All living organisms need water to survive. Our own human bodies are 60% water. Tree roots are designed to grow towards water and nutrient sources. See the inner workings of a tree.
Cellulose is glucose molecules made through photosynthesis. It is critical for strengthening trunks to hold up even the tallest of trees.
Trees provide oxygen, store carbon, enrich soil, and stabilize the ground. Roots transport water, minerals and nutrients to the whole tree.
The trunk and roots of a tree play important roles for the tree’s health and stability. Now let’s explore tree trunks in more detail. Just like humans, trees need to have tissue that transfer materials from one location to another. We have arteries and veins. A tree has Xylem and Phloem.
Phloem are living tubular cells located right under the bark that transport sugar from leaves to all parts of the tree.

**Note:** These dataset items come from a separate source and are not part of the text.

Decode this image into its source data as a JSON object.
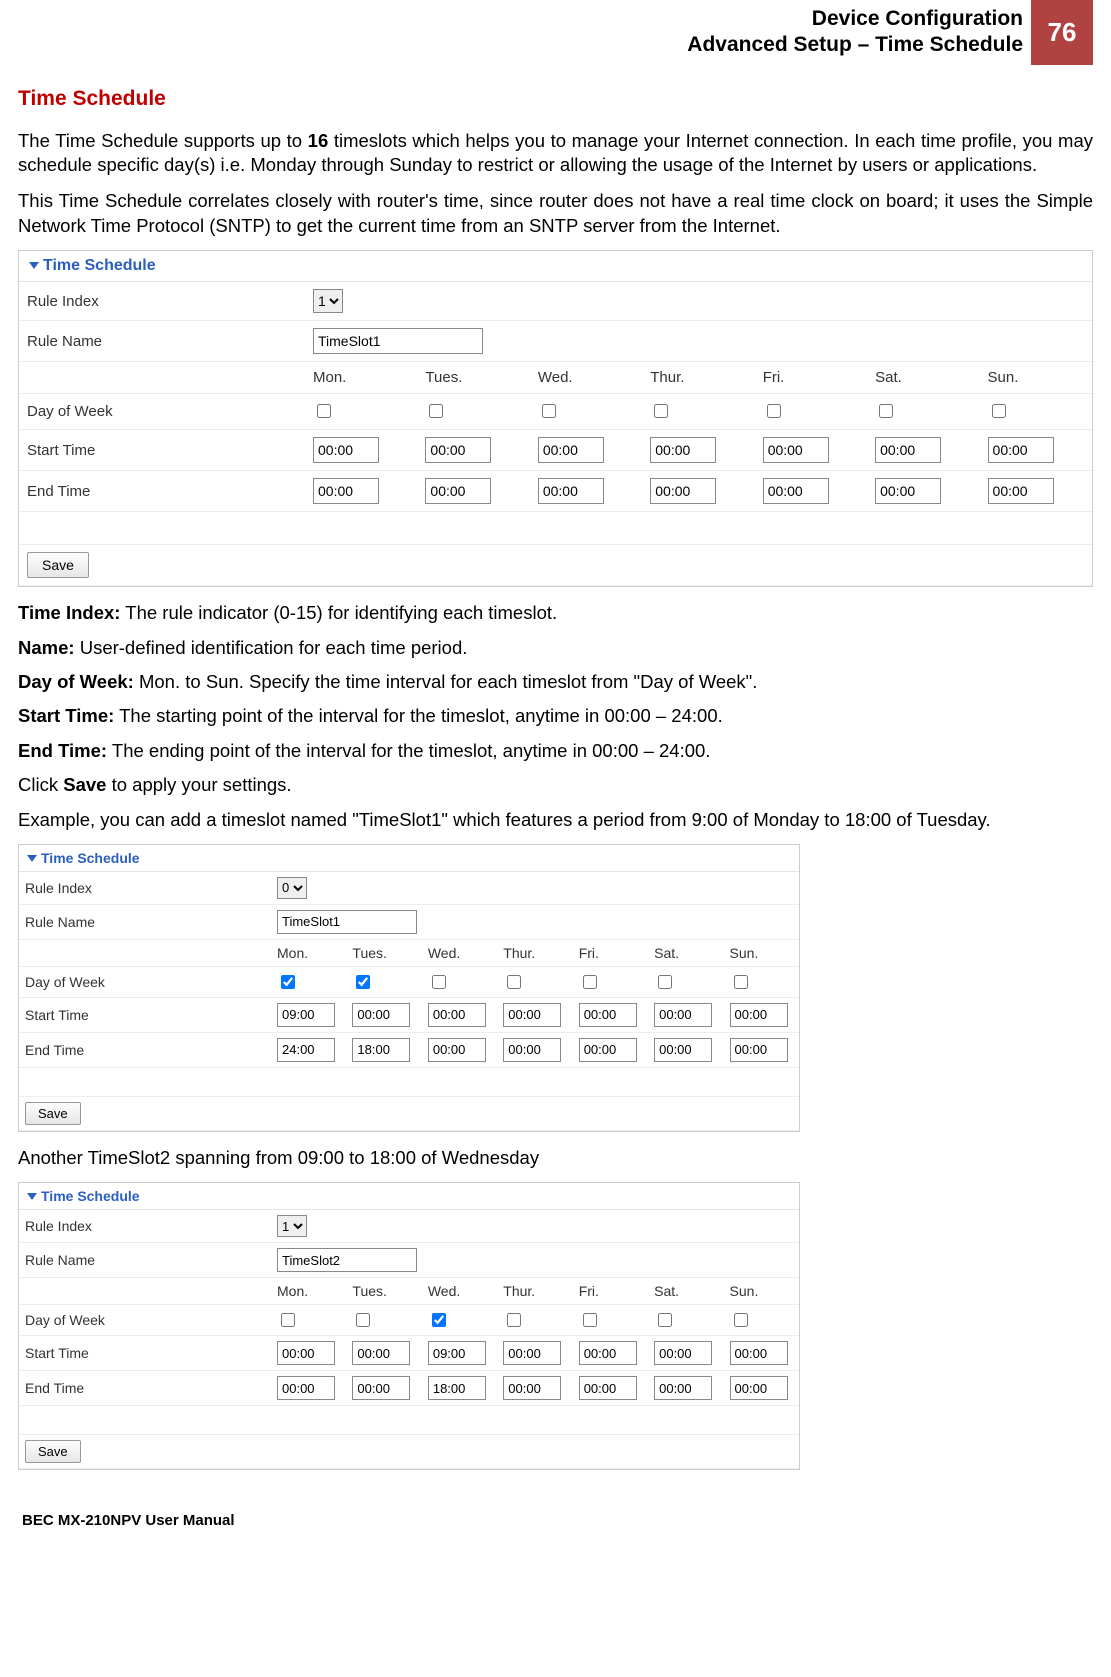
{
  "header": {
    "line1": "Device Configuration",
    "line2": "Advanced Setup – Time Schedule",
    "page_number": "76"
  },
  "section_title": "Time Schedule",
  "intro_p1a": "The Time Schedule supports up to ",
  "intro_p1_bold": "16",
  "intro_p1b": " timeslots which helps you to manage your Internet connection. In each time profile, you may schedule specific day(s) i.e. Monday through Sunday to restrict or allowing the usage of the Internet by users or applications.",
  "intro_p2": "This Time Schedule correlates closely with router's time, since router does not have a real time clock on board; it uses the Simple Network Time Protocol (SNTP) to get the current time from an SNTP server from the Internet.",
  "days": [
    "Mon.",
    "Tues.",
    "Wed.",
    "Thur.",
    "Fri.",
    "Sat.",
    "Sun."
  ],
  "labels": {
    "panel_title": "Time Schedule",
    "rule_index": "Rule Index",
    "rule_name": "Rule Name",
    "day_of_week": "Day of Week",
    "start_time": "Start Time",
    "end_time": "End Time",
    "save": "Save"
  },
  "panel1": {
    "rule_index": "1",
    "rule_name": "TimeSlot1",
    "checked": [
      false,
      false,
      false,
      false,
      false,
      false,
      false
    ],
    "start": [
      "00:00",
      "00:00",
      "00:00",
      "00:00",
      "00:00",
      "00:00",
      "00:00"
    ],
    "end": [
      "00:00",
      "00:00",
      "00:00",
      "00:00",
      "00:00",
      "00:00",
      "00:00"
    ]
  },
  "defs": {
    "time_index_label": "Time Index:",
    "time_index_text": " The rule indicator (0-15) for identifying each timeslot.",
    "name_label": "Name:",
    "name_text": " User-defined identification for each time period.",
    "dow_label": "Day of Week:",
    "dow_text": " Mon. to Sun. Specify the time interval for each timeslot from \"Day of Week\".",
    "start_label": "Start Time:",
    "start_text": " The starting point of the interval for the timeslot, anytime in 00:00 – 24:00.",
    "end_label": "End Time:",
    "end_text": " The ending point of the interval for the timeslot, anytime in 00:00 – 24:00.",
    "click_a": "Click ",
    "click_bold": "Save",
    "click_b": " to apply your settings."
  },
  "example1_text": "Example, you can add a timeslot named \"TimeSlot1\" which features a period from 9:00 of Monday to 18:00 of Tuesday.",
  "panel2": {
    "rule_index": "0",
    "rule_name": "TimeSlot1",
    "checked": [
      true,
      true,
      false,
      false,
      false,
      false,
      false
    ],
    "start": [
      "09:00",
      "00:00",
      "00:00",
      "00:00",
      "00:00",
      "00:00",
      "00:00"
    ],
    "end": [
      "24:00",
      "18:00",
      "00:00",
      "00:00",
      "00:00",
      "00:00",
      "00:00"
    ]
  },
  "example2_text": "Another TimeSlot2 spanning from 09:00 to 18:00 of Wednesday",
  "panel3": {
    "rule_index": "1",
    "rule_name": "TimeSlot2",
    "checked": [
      false,
      false,
      true,
      false,
      false,
      false,
      false
    ],
    "start": [
      "00:00",
      "00:00",
      "09:00",
      "00:00",
      "00:00",
      "00:00",
      "00:00"
    ],
    "end": [
      "00:00",
      "00:00",
      "18:00",
      "00:00",
      "00:00",
      "00:00",
      "00:00"
    ]
  },
  "footer": "BEC MX-210NPV User Manual"
}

Xylem makes the annual rings of a tree. It is made up of dead tubular cells that transport water up from the roots to the leaves.
Sandwiched between Phloem and Xylem is the vascular Cambium. It is responsible for the secondary growth of stems and roots.
We can even unearth new antibiotic-producing microbes that can address a worldwide health threat: antibiotic resistance. Learn more from Tiny Earth.
Roots create rich microbial soil environments, contributing to thriving ecosystems.